Martes, 20 de julio de 1982

Teodori estaba menos pálido, menos hinchado y con los ojos un poco menos amarillentos. Se había afeitado y se había conjuntado bien la chaqueta con la corbata y la camisa. Derrochaba energía, eficiencia, optimismo. Había empapelado su despacho con fotos de la víctima de via della Camilluccia, el resultado de la autopsia y, oh, sorpresa, las posibles coartadas no solo de Valerio Bona, sino también de los residentes de via della Camilluccia.

—Los hemos investigado a todos —me dijo radiante—, y el único que no tiene una coartada clara para esa tarde es Valerio Bona; luego, a partir de las ocho, tiene muchos testigos que dicen que estuvo en su casa, aunque con aquel follón no es posible estar seguros.

—¿Y el padre Paul?

—El otro voluntario, Antonio Orlandi, lo ha confirmado todo.

—¿Y Manfredi?

—Lo mismo. Su entrenador personal en el Top Top se llama Jan Deniak, un polaco que vive desde hace tiempo en Roma. Confirma que Manfredi estuvo con él al menos una hora, entre las siete menos cuarto y las ocho, haciendo pesas en el gimnasio.

El bueno de Teodori había comprobado también con gran discreción los movimientos del conde Tommaso: primero en la reunión de su partido, después con el ministro del Interior. Todo confirmado. Para lo que no había testigos, en cambio, era para las compras de la señora Ulla. A partir de las ocho y cuarto todos estaban en casa con muchos amigos; ninguna duda tampoco respecto a Manfredi. Teodori había comprobado incluso los horarios registrados de entrada y salida del Vaticano del cardenal Alessandrini.

Continuó, casi disculpándose.

—Hemos comprobado también que Dioguardi estuvo todo el tiempo con su novia Paola, luego fue a buscarle a usted a las cinco y no se volvieron a separar después de salir de via della Camilluccia.

«¡De modo que has comprobado también mi coartada!»

—¿Y el registro de llamadas telefónicas de la casa de los Sordi?

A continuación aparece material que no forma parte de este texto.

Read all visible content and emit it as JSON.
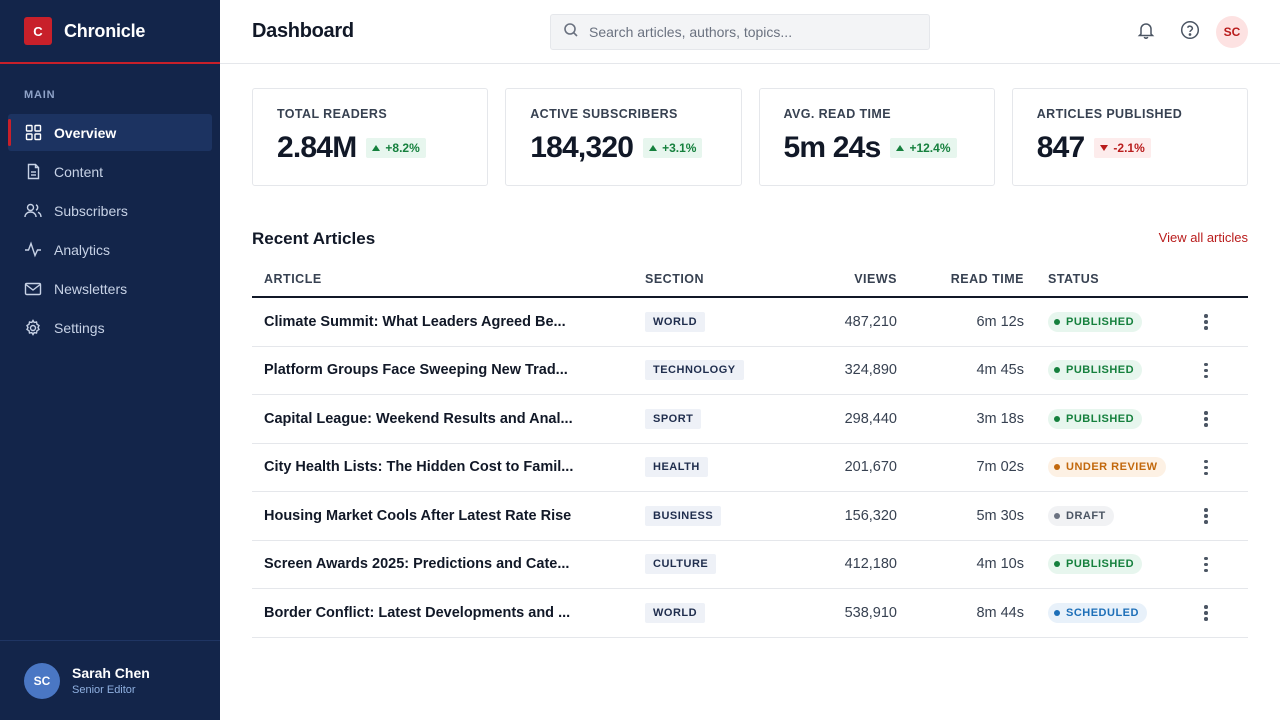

—La chica no había quedado con nadie el domingo, así que no avisó a nadie de que iba a ir a la oficina. Debía pasar el día con sus padres, ir a misa y volver a casa antes del partido.

—¿Hizo alguna llamada desde la oficina el sábado o el domingo?

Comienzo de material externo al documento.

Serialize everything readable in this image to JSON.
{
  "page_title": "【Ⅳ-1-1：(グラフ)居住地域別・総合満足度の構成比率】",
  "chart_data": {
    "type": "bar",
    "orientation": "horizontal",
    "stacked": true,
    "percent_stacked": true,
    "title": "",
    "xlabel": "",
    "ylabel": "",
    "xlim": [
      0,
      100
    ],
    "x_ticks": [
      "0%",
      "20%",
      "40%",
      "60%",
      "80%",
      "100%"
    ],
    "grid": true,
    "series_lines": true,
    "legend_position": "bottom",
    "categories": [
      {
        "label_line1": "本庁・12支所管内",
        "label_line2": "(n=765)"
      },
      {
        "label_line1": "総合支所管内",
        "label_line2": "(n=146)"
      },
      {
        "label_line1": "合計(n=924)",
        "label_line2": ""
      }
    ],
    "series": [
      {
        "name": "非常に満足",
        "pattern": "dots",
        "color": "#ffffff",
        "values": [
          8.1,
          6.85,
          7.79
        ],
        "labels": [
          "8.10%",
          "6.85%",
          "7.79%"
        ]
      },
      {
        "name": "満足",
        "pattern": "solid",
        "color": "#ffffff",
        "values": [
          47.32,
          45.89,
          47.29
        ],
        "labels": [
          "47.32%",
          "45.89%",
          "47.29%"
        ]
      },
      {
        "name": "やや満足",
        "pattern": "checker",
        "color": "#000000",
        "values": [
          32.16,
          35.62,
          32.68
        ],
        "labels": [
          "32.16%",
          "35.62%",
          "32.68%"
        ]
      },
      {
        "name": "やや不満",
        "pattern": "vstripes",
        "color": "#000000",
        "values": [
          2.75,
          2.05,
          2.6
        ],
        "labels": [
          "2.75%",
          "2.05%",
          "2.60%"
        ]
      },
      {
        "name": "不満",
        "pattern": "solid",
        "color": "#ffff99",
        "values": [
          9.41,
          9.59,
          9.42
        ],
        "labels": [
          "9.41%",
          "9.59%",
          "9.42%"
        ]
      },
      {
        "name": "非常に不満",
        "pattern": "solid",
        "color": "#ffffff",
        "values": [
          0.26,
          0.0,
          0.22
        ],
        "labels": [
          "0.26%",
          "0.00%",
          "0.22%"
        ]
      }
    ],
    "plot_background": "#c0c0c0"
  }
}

—Solo el sábado para decirles a su madre y a Valerio Bona que al día siguiente tendría que trabajar. El domingo no hizo ninguna llamada, solo las recibió de Angelo Dioguardi y de su madre, además de la que le hizo usted cuando estaba buscando a Dioguardi, obviamente.

No hubo rastro alguno de ironía en aquel «obviamente». Si Teodori alimentaba dudas sobre el motivo de mi llamada las había hecho desaparecer después de la detención de Fratini.

En el momento de despedirnos Teodori me estrechó la mano entre las suyas.

—Le estaré eternamente agradecido, Balistreri. No me atrevo a preguntarle cómo ha conseguido...

No se lo dije para evitarle un infarto. El cuerpo del delito, superviviente tras una noche agitada, estaba precisamente allí escribiendo a máquina. Vestido castamente para ocultar las marcas de la juerga nocturna.